Does Hexcel Have Sufficient Cash Cushion To Meet Its Obligations Through The Coronavirus Crisis?

Hexcel’s total debt increased from $0.7 billion in 2016 to $1 billion at the end of Q3 2020, while its total cash increased from $35 million to around $68 million over the same period. The company generated around $157 million in cash from its operations in the first nine months of 2020. The company’s limited cash and higher debt could be a cause of concern if the situation were to worsen further, making it difficult to weather the crisis.

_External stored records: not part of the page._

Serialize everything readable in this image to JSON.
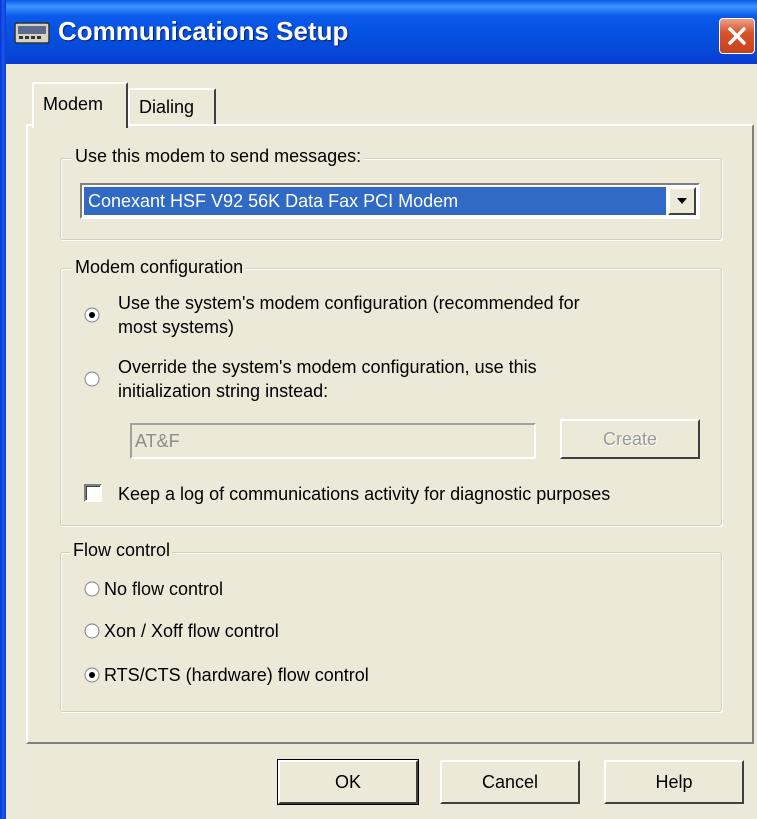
{
  "window": {
    "title": "Communications Setup"
  },
  "tabs": [
    {
      "label": "Modem",
      "selected": true
    },
    {
      "label": "Dialing",
      "selected": false
    }
  ],
  "modem_group": {
    "legend": "Use this modem to send messages:",
    "selected_modem": "Conexant HSF V92 56K Data Fax PCI Modem"
  },
  "config_group": {
    "legend": "Modem configuration",
    "option_system": {
      "line1": "Use the system's modem configuration (recommended for",
      "line2": "most systems)",
      "checked": true
    },
    "option_override": {
      "line1": "Override the system's modem configuration, use this",
      "line2": "initialization string instead:",
      "checked": false
    },
    "init_string": "AT&F",
    "create_label": "Create",
    "log_label": "Keep a log of communications activity for diagnostic purposes",
    "log_checked": false
  },
  "flow_group": {
    "legend": "Flow control",
    "options": [
      {
        "label": "No flow control",
        "checked": false
      },
      {
        "label": "Xon / Xoff flow control",
        "checked": false
      },
      {
        "label": "RTS/CTS (hardware) flow control",
        "checked": true
      }
    ]
  },
  "buttons": {
    "ok": "OK",
    "cancel": "Cancel",
    "help": "Help"
  },
  "colors": {
    "titlebar": "#0a5ae9",
    "selection": "#316ac5",
    "dialog_bg": "#ece9d8",
    "close": "#d9532b"
  },
  "icons": {
    "title": "modem-icon",
    "close": "close-icon",
    "dropdown": "chevron-down-icon"
  }
}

That said, with the vaccines approval, it appears that the worst of the pandemic is behind us.

Conclusion

Phases of Covid-19 Crisis:

  • Early- to mid-March 2020: Fear of the coronavirus outbreak spreading rapidly translates into reality, with the number of cases accelerating globally
  • Late-March 2020 onward: Social distancing measures + lockdowns
  • April 2020: Fed stimulus suppresses near-term survival anxiety
  • May-June 2020: Recovery of demand, with gradual lifting of lockdowns – no panic anymore despite a steady increase in the number of cases
  • July-October 2020: After poor Q2 results, Q3 expectations were lukewarm, but continued improvement in demand, and progress with vaccine development aided stock indices growth.
  • Early 2021: Multiple countries approved the vaccines for Covid-19, further buoying market sentiment.

As the global economy opens up and lockdowns are lifted in phases, consumer demand is expected to pick up. This could be reflected in the form of total revenues in 2021, boding well for HXL stock in the near term. We believe that HXL stock could rally back to its pre-Covid levels of over $70, implying over 45% upside from the current levels.